Anaïs ou les Gravières
Lionel-Édouard Martin
Ouvrage publié sous la direction de Marc Villemain
Un journaliste, mélancolique, désœuvré, accablé par un deuil, mène l’enquête auprès de ceux qui ont connu Anaïs, jeune fille assassinée. Sur son chemin, il croise des personnages atypiques, Petit Louis, le grand Mao, Toto Bauze, le Légionnaire…
Au prétexte d’un meurtre, Lionel-Édouard Martin détourne la notion d’enquête et transgresse toutes les règles du roman dit policier. Si du genre il conserve la tension caractéristique, c’est pour mieux dire les incertitudes de l’existence et dresser le portrait d’hommes et de femmes aussi ordinaires que singuliers.
Jean-Pierre Longre, Notes et chroniques
Anaïs ou les Gravières est un roman aux multiples facettes. Si d’emblée il prend une tournure policière (le meurtre d’une jeune fille, l’enquête d’un journaliste), on s’aperçoit vite que ce n’est pas vraiment ce qui compte. La rencontre de témoins tourne à la galerie de portraits pittoresques, sensibles, emplis de cette humanité que l’on trouve au fond de tous les yeux, pour peu qu’on le veuille.

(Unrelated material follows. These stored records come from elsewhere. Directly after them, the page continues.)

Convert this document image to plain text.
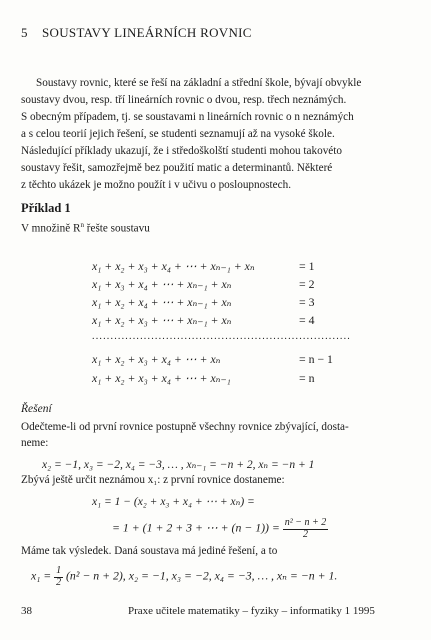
5 SOUSTAVY LINEÁRNÍCH ROVNIC
Soustavy rovnic, které se řeší na základní a střední škole, bývají obvykle
soustavy dvou, resp. tří lineárních rovnic o dvou, resp. třech neznámých.
S obecným případem, tj. se soustavami n lineárních rovnic o n neznámých
a s celou teorií jejich řešení, se studenti seznamují až na vysoké škole.
Následující příklady ukazují, že i středoškolští studenti mohou takovéto
soustavy řešit, samozřejmě bez použití matic a determinantů. Některé
z těchto ukázek je možno použít i v učivu o posloupnostech.
Příklad 1
V množině $R^n$ řešte soustavu
x₁ + x₂ + x₃ + x₄ + ⋯ + xₙ₋₁ + xₙ	= 1
x₁ + x₃ + x₄ + ⋯ + xₙ₋₁ + xₙ	= 2
x₁ + x₂ + x₄ + ⋯ + xₙ₋₁ + xₙ	= 3
x₁ + x₂ + x₃ + ⋯ + xₙ₋₁ + xₙ	= 4
......................................................................
x₁ + x₂ + x₃ + x₄ + ⋯ + xₙ	= n − 1
x₁ + x₂ + x₃ + x₄ + ⋯ + xₙ₋₁	= n
Řešení
Odečteme-li od první rovnice postupně všechny rovnice zbývající, dosta-
neme:
x₂ = −1, x₃ = −2, x₄ = −3, … , xₙ₋₁ = −n + 2, xₙ = −n + 1
Zbývá ještě určit neznámou x₁: z první rovnice dostaneme:
x₁ = 1 − (x₂ + x₃ + x₄ + ⋯ + xₙ) =
= 1 + (1 + 2 + 3 + ⋯ + $(n - 1)) = \frac{\text{n² − n + 2}}{2}$
Máme tak výsledek. Daná soustava má jediné řešení, a to
$x_1 = \frac{1}{2} (n^2 - n + 2)$, x₂ = −1, x₃ = −2, x₄ = −3, … , xₙ = −n + 1.
38	Praxe učitele matematiky – fyziky – informatiky 1 1995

Il y a Anaïs, la lycéenne morte que l’on finira par connaître grâce aux autres, sa mère, qui confie au narrateur son histoire à la fois commune et unique, Mao, Petit louis, Toto Beauze, le légionnaire… Le lecteur les découvre peu à peu — jamais complètement, car le silence et le non-dit forment une part importante de leurs personnalités —, et devine qui est Nathalie, celle dont le destin reste comme une plaie ouverte dans la trame de l’histoire, comme un reflet pathétique de celui d’Anaïs.

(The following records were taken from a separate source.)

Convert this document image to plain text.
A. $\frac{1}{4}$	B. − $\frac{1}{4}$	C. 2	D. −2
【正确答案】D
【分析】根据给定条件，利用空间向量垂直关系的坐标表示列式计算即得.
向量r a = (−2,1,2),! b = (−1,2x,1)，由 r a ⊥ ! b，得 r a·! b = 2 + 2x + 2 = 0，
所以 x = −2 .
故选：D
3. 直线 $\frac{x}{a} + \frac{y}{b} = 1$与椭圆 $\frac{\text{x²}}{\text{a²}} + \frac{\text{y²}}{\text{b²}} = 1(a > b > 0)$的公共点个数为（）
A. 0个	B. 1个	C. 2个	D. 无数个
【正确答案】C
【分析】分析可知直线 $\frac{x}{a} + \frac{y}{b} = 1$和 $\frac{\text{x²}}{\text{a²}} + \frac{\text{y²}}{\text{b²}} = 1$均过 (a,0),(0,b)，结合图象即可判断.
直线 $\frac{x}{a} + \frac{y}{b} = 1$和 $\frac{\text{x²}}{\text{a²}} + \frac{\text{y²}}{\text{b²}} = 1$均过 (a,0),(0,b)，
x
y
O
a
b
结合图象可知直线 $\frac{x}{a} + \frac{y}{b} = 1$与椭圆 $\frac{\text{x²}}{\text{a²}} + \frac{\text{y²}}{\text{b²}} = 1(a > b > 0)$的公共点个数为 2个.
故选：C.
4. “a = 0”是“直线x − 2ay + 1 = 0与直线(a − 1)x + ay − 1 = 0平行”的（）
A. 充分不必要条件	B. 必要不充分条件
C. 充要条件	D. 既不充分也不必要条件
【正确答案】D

Car les récits enchâssés dans l’intrigue, les souvenirs personnels et collectifs, les évocations de paysages campagnards, minéraux, industriels ou urbains, les portraits, tout cela tient dans l’œil de l’observateur, qui lui-même, dans sa solitude, guette le regard des autres, se voit dans l’autre comme dans un miroir : « Mao. Je dis Mao. Je pourrais aussi bien dire “moi”. Moi, c’est presque dans Mao. Mao, c’est presque moi. » Anaïs elle-même, dès avant sa naissance, a cette puissance du regard silencieux qui perce et reflète son entourage. Sa mère le sent : « À Mao, j’ai dit que j’étais enceinte d’une boule de regards, que j’allais accoucher dans quelques mois d’un gros œil dont il n’était pas responsable. »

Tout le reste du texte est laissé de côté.